Essen. Der Essener Finanzexperte Reinhold Schnabel rechnet mit 233 statt 160 Milliarden Euro Kosten bis 2030, die die Regierung schätzt. Und die Signale, die davon ausgehen seien verheerend: Die Rentenpolitik der letzten 20 Jahre, so Schnabel, werde “teilweise zunichte gemacht“.
Die Zahl von 160 Milliarden Euro sprengt schon das Vorstellungsvermögen eines einfachen Bürgers. So viel sollen die Rentenreformen der Bundesregierung bis 2030 kosten - prognostiziert das Arbeitsministerium von Andrea Nahles (SPD).

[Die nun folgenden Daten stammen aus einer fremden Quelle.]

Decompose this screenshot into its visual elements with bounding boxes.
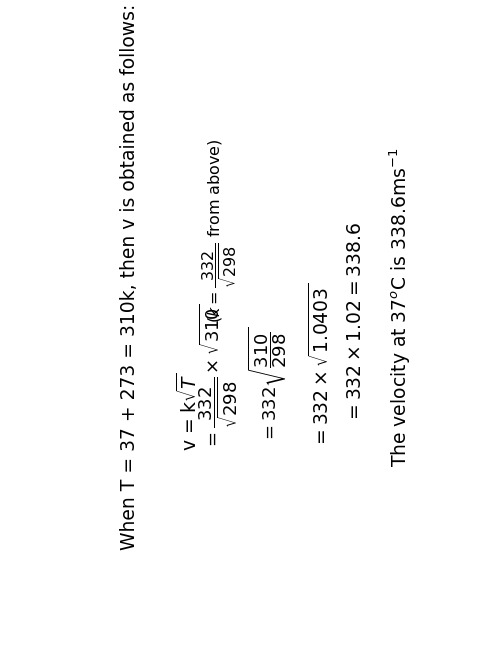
Text: The velocity at 37$^o$C is 338.6ms$^{-1}$: The velocity at 37$^o$C is 338.6ms$^{-1}… <box>388 148 413 467</box>
Text: v = k$\sqrt{T}$: v = k$\sqrt{T}$ <box>177 372 201 451</box>
Text: $= 332\sqrt{\dfrac{310}{298}}$: $= 332\sqrt{\dfrac{310}{298}}$ <box>246 326 289 443</box>
Text: $(k = \dfrac{332}{\sqrt{298}}$ from above): $(k = \dfrac{332}{\sqrt{298}}$ from abov… <box>201 138 239 323</box>
Text: $= 332 \times \sqrt{1.0403}$: $= 332 \times \sqrt{1.0403}$ <box>308 283 332 448</box>
Text: $= 332 \times 1.02 = 338.6$: $= 332 \times 1.02 = 338.6$ <box>346 222 365 423</box>
Text: When T = 37 + 273 = 310k, then v is obtained as follows:: When T = 37 + 273 = 310k, then v is obta… <box>120 3 139 550</box>
Text: $= \dfrac{332}{\sqrt{298}} \times \sqrt{310}$: $= \dfrac{332}{\sqrt{298}} \times \sqrt{… <box>197 304 239 450</box>
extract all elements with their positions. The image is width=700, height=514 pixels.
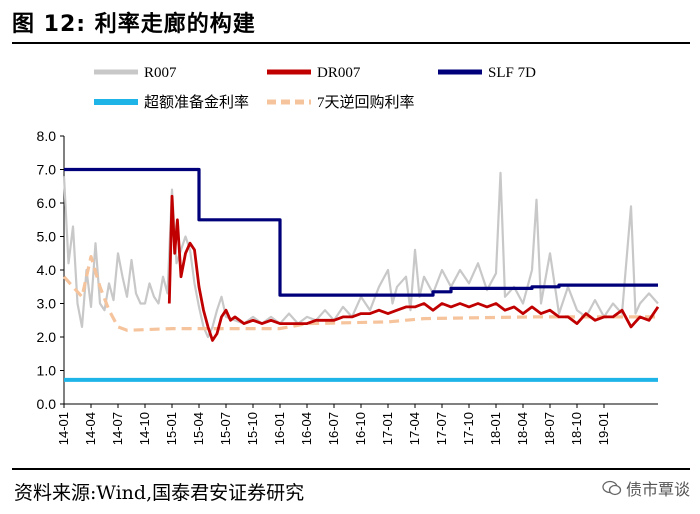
x-tick-label: 17-04 xyxy=(407,412,422,445)
x-tick-label: 16-04 xyxy=(299,412,314,445)
series-line-1 xyxy=(167,194,660,342)
x-tick-label: 19-01 xyxy=(596,412,611,445)
x-tick-label: 16-10 xyxy=(353,412,368,445)
x-tick-label: 16-07 xyxy=(326,412,341,445)
legend-label-2: SLF 7D xyxy=(488,65,536,81)
y-tick-label: 0.0 xyxy=(37,396,57,412)
series-line-4 xyxy=(62,255,658,332)
legend-label-0: R007 xyxy=(144,65,177,81)
x-tick-label: 18-10 xyxy=(569,412,584,445)
x-tick-label: 16-01 xyxy=(272,412,287,445)
x-tick-label: 17-01 xyxy=(380,412,395,445)
watermark-text: 债市覃谈 xyxy=(625,480,690,499)
y-tick-label: 8.0 xyxy=(37,128,57,144)
x-tick-label: 15-10 xyxy=(245,412,260,445)
title-bar: 图 12: 利率走廊的构建 xyxy=(0,0,700,46)
series-group xyxy=(62,167,660,382)
y-tick-label: 7.0 xyxy=(37,162,57,178)
y-tick-label: 6.0 xyxy=(37,195,57,211)
x-tick-label: 17-10 xyxy=(461,412,476,445)
series-line-0 xyxy=(62,171,659,339)
x-tick-label: 15-04 xyxy=(191,412,206,445)
x-tick-label: 18-01 xyxy=(488,412,503,445)
x-tick-label: 17-07 xyxy=(434,412,449,445)
x-tick-label: 14-01 xyxy=(56,412,71,445)
source-note: 资料来源:Wind,国泰君安证券研究 xyxy=(14,482,305,504)
legend: R007 DR007 SLF 7D 超额准备金利率 7天逆回购利率 xyxy=(94,65,536,111)
watermark: 债市覃谈 xyxy=(602,476,690,500)
y-tick-label: 5.0 xyxy=(37,229,57,245)
x-tick-label: 18-04 xyxy=(515,412,530,445)
x-tick-label: 14-07 xyxy=(110,412,125,445)
y-tick-label: 3.0 xyxy=(37,296,57,312)
footer-rule xyxy=(12,468,690,470)
rate-corridor-chart: R007 DR007 SLF 7D 超额准备金利率 7天逆回购利率 0.0 1.0 2.0 3… xyxy=(37,65,660,445)
x-tick-label: 18-07 xyxy=(542,412,557,445)
series-line-2 xyxy=(64,167,658,297)
wechat-icon xyxy=(602,480,622,496)
legend-label-3: 超额准备金利率 xyxy=(144,94,249,111)
title-rule xyxy=(12,42,690,44)
x-tick-label: 15-01 xyxy=(164,412,179,445)
y-tick-label: 1.0 xyxy=(37,363,57,379)
x-tick-label: 15-07 xyxy=(218,412,233,445)
figure-title: 图 12: 利率走廊的构建 xyxy=(12,12,256,37)
y-tick-label: 4.0 xyxy=(37,262,57,278)
x-tick-label: 14-04 xyxy=(83,412,98,445)
legend-label-4: 7天逆回购利率 xyxy=(317,94,415,111)
y-tick-label: 2.0 xyxy=(37,329,57,345)
x-tick-label: 14-10 xyxy=(137,412,152,445)
legend-label-1: DR007 xyxy=(317,65,361,81)
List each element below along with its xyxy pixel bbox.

Allerdings: Wenn Regierungen die Kosten ihres eigenen Tuns schätzen, neigen sie aus naheliegenden Gründen eher zur Untertreibung - zumindest war das in den vergangenen Jahrzehnten des Öfteren so. Der Finanzwissenschaftler Reinhold Schnabel hat nachgerechnet, was das Rentenpaket kostet - und tatsächlich kommt er auf 233 Milliarden.
250.000 mehr Frührentner
Schnabel lehrt an der Uni Duisburg-Essen, hat die beiden ersten Merkel-Regierungen beraten. Seine Renten-Rechnung fertigte er für die Initiative Neue Soziale Marktwirtschaft, eine marktliberale, arbeitgebernahe Lobbyorganisation.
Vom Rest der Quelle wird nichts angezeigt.